I share the concerns of Manilow and Tillow. I wish it was not so difficult to do the right thing in the U.S. I wish our country did not suffer from the systemic racism that has contributed so much to the difficulties they point out in their essay, and wish the American public had not been so susceptible to the anti-government propaganda from the right wing we have endured for the past 45 years. I wish we had not experienced the massive takeover of our health care system by profit-driven multi-national corporations. I wish the political class and some members of the Supreme Court didn’t think corporations are equivalent to people and money is equivalent to speech. But that is the reality we are living in, and we have to find a way around it.
The idea of state-level universal health care, despite its shortcomings, is a powerful and compelling tool for education and for organizing the power of the people that will be absolutely necessary to overcome the power of the medical-industrial complex.
People, at least here in Maine, respond differently to initiatives that are seen as local as opposed to national and near as opposed to distant, because they feel there’s a better chance they, as individual voters, can have a positive impact on the outcome.

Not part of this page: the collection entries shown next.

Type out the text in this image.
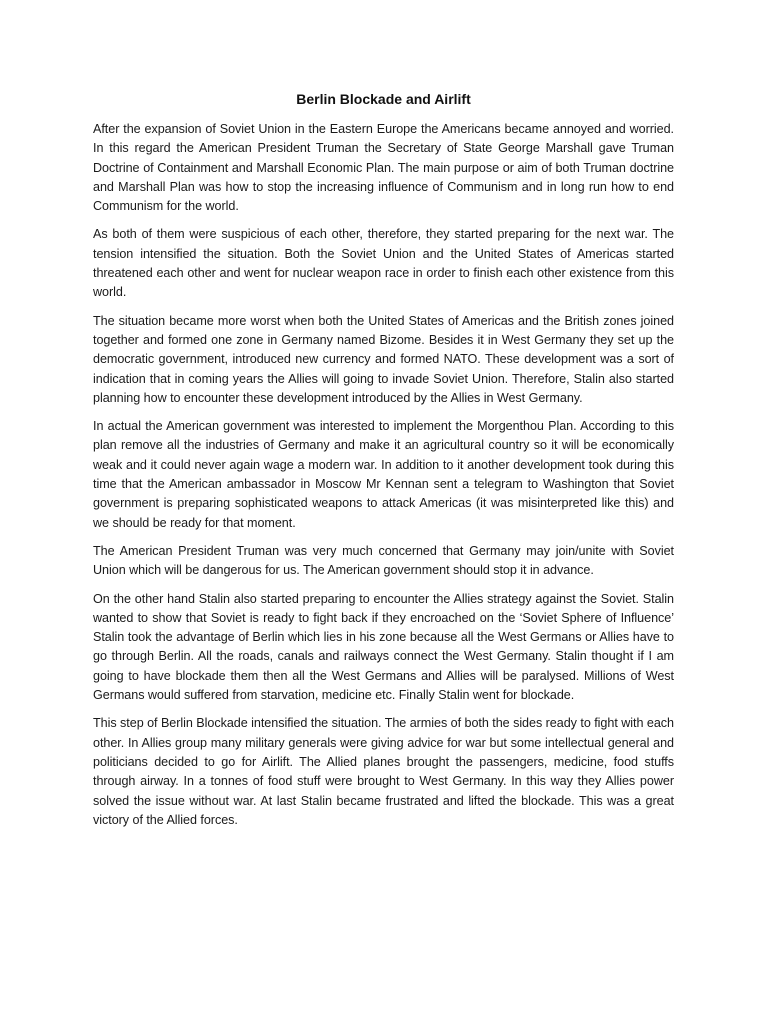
Berlin Blockade and Airlift

After the expansion of Soviet Union in the Eastern Europe the Americans became annoyed and worried. In this regard the American President Truman the Secretary of State George Marshall gave Truman Doctrine of Containment and Marshall Economic Plan. The main purpose or aim of both Truman doctrine and Marshall Plan was how to stop the increasing influence of Communism and in long run how to end Communism for the world.

As both of them were suspicious of each other, therefore, they started preparing for the next war. The tension intensified the situation. Both the Soviet Union and the United States of Americas started threatened each other and went for nuclear weapon race in order to finish each other existence from this world.

The situation became more worst when both the United States of Americas and the British zones joined together and formed one zone in Germany named Bizome. Besides it in West Germany they set up the democratic government, introduced new currency and formed NATO. These development was a sort of indication that in coming years the Allies will going to invade Soviet Union. Therefore, Stalin also started planning how to encounter these development introduced by the Allies in West Germany.

In actual the American government was interested to implement the Morgenthou Plan. According to this plan remove all the industries of Germany and make it an agricultural country so it will be economically weak and it could never again wage a modern war. In addition to it another development took during this time that the American ambassador in Moscow Mr Kennan sent a telegram to Washington that Soviet government is preparing sophisticated weapons to attack Americas (it was misinterpreted like this) and we should be ready for that moment.

The American President Truman was very much concerned that Germany may join/unite with Soviet Union which will be dangerous for us. The American government should stop it in advance.

On the other hand Stalin also started preparing to encounter the Allies strategy against the Soviet. Stalin wanted to show that Soviet is ready to fight back if they encroached on the ‘Soviet Sphere of Influence’ Stalin took the advantage of Berlin which lies in his zone because all the West Germans or Allies have to go through Berlin. All the roads, canals and railways connect the West Germany. Stalin thought if I am going to have blockade them then all the West Germans and Allies will be paralysed. Millions of West Germans would suffered from starvation, medicine etc. Finally Stalin went for blockade.

This step of Berlin Blockade intensified the situation. The armies of both the sides ready to fight with each other. In Allies group many military generals were giving advice for war but some intellectual general and politicians decided to go for Airlift. The Allied planes brought the passengers, medicine, food stuffs through airway. In a tonnes of food stuff were brought to West Germany. In this way they Allies power solved the issue without war. At last Stalin became frustrated and lifted the blockade. This was a great victory of the Allied forces.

Mobilizing the power of the people is the best shot we have to halt the destruction of our patient-focused health care system, and to preserve medicine as a self-regulating profession governed by the Hippocratic Oath, rather than the pursuit of maximum profitability,
We should continue to vigorously advocate for a universal publicly funded, privately delivered health care system at every level throughout America—state as well as national. That may be the only way to effectively reach and motivate enough of the American public to finally achieve our common goals as a nation—health care as a right for every resident of the U.S.—a goal that is already a reality in most wealthy, industrialized democratic societies, but remains only an aspirational vision in our own. Let’s use every tool at our disposal to turn that aspiration into a reality.
Dr. Philip Caper is a physician and founding member of the National Academy of Social Insurance and currently serves on the Board of Maine AllCare.